While mathematicians have often used bifurcation analyses and numerical continuation to study the behavior of nonlinear systems, the equations are often simple such as Duffing’s Equation or the Logistic Equations. Here we apply these techniques to an equation set very close to the single column models embedded in forecast and global climate models. This paper reports on an analysis of the coupling of the atmospheric boundary layer to the surface using techniques of nonlinear dynamical systems specifically numerical continuation. The results show that the equations support multiple solutions in certain parameter spaces and that solutions are highly sensitive to certain parameters that may not be specified with confidence. For the stable boundary layer when geostrophic speed is used as a bifurcation parameter, two stable equilibria are found--a warm solution corresponding to a high-wind regime where the surface layer of the atmosphere stays coupled to the outer layer, and a cold solution corresponding to the low-wind, decoupled case. Between the stable equilibria is an unstable region where multiple solutions exist. The bifurcation diagram is a classic S shape with the fold-back region showing the multiple solutions. This shape is a classical indication of a lack of predictability in a system. While steady state solutions for forecasts problems are often considered interesting but not necessarily relevant, our results show that time dependent solutions carried out within the parameter regions of multiple solutions show sensitive dependence on initial conditions and rather bizarre behavior. For example in the fold back parameter space time dependent solutions show temperatures may remain warm for most of the night then drop off in the early morning hours to the cold solution.

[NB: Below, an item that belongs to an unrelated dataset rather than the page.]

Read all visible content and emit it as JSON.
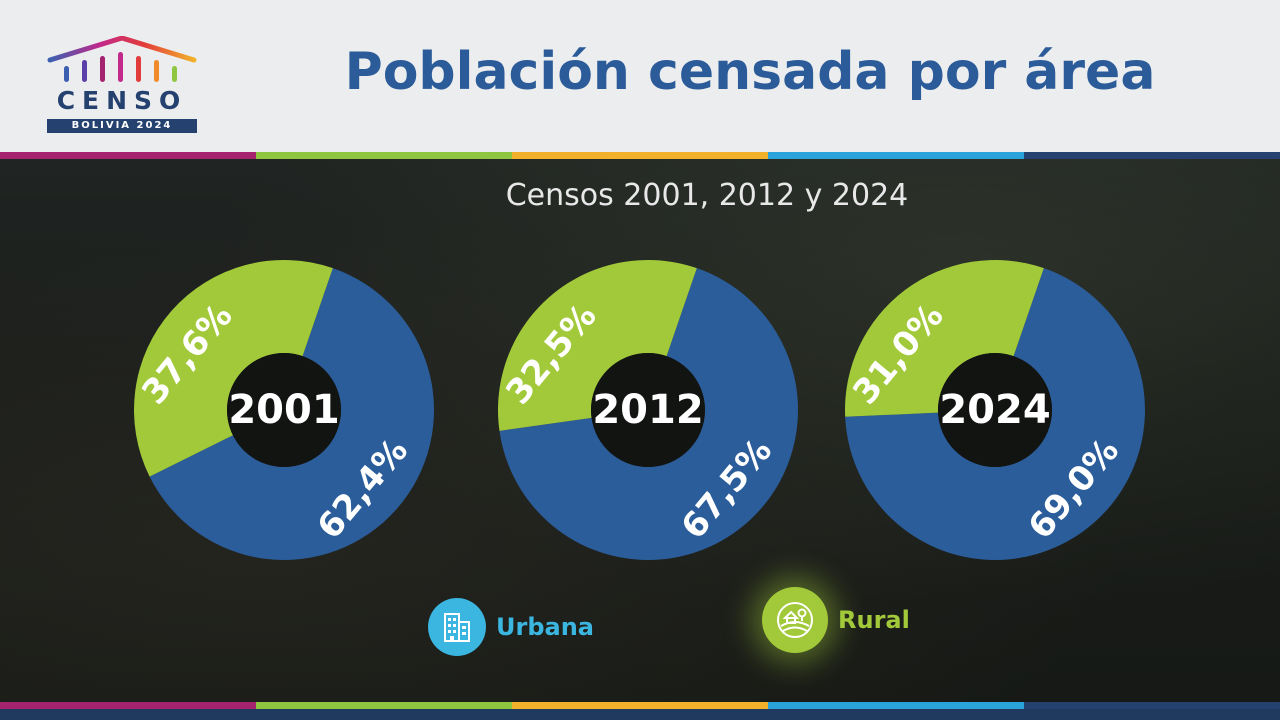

We have carried previous studies using a simple two-layer model of the atmosphere with a fairly complete surface energy budget. This allowed the dynamical analysis to be carried out on a coupled set of four ordinary differential equations. The present paper extends this work by examining additional bifurcation parameters and, more importantly, the analysis of a set of partial differential equations with full vertical dependence. Simple mathematical representations of classical problems in dynamical analysis often exhibit interesting behavior, such as multiple solutions, that is not retained in the behavior of more complete representations. In the present case the S-shaped bifurcation diagram remains with only slight variations from the two-layer model. For the parameter space in the fold-back region, the evolution of the boundary layer may be dramatically affected by the initial conditions at sunset. An eigenvalue analysis carried out to determine whether the system might support pure limit-cycle behavior showed that purely complex eigenvalues are not found. Thus, any cyclic behavior is likely to be transient.

In weather forecast and general circulation models the behavior of the atmospheric boundary layer especially the nocturnal boundary layer can be critically dependent on the magnitude of the effective model grid-scale surface heat capacity. Yet, this model parameter is uncertain both in its value and in its conceptual meaning for a model grid in heterogeneous conditions. Current methods for estimating the grid-scale heat capacity involve the areal/volume weighting of heat capacity (resistance) of various, often ill-defined, components. A bifurcation analysis with heat capacity as the bifurcation parameter shows that there are multiple solution regimes. Since heat capacity is a multiplying factor of the flux terms in the surface energy equations, it would appear that the model solutions would be highly dependent on this parameter. The bifurcation analysis shows that there are two regimes for sensitivity. For small values of heat capacity the system is highly sensitive to change in heat capacity. However, for large values of heat capacity the system shows little sensitivity to this parameter. This has important implications for numerical techniques for solving the surface energy budget. In most models only a very low order ODE solver is used for the surface temperature equation. This choice is probably rooted in the fact that since the flux terms are assumed to be uncertain a higher order scheme is not needed. However, the nonlinear analysis and numerical time dependent simulations show that in the small heat capacity regime numerical stability problems can exist.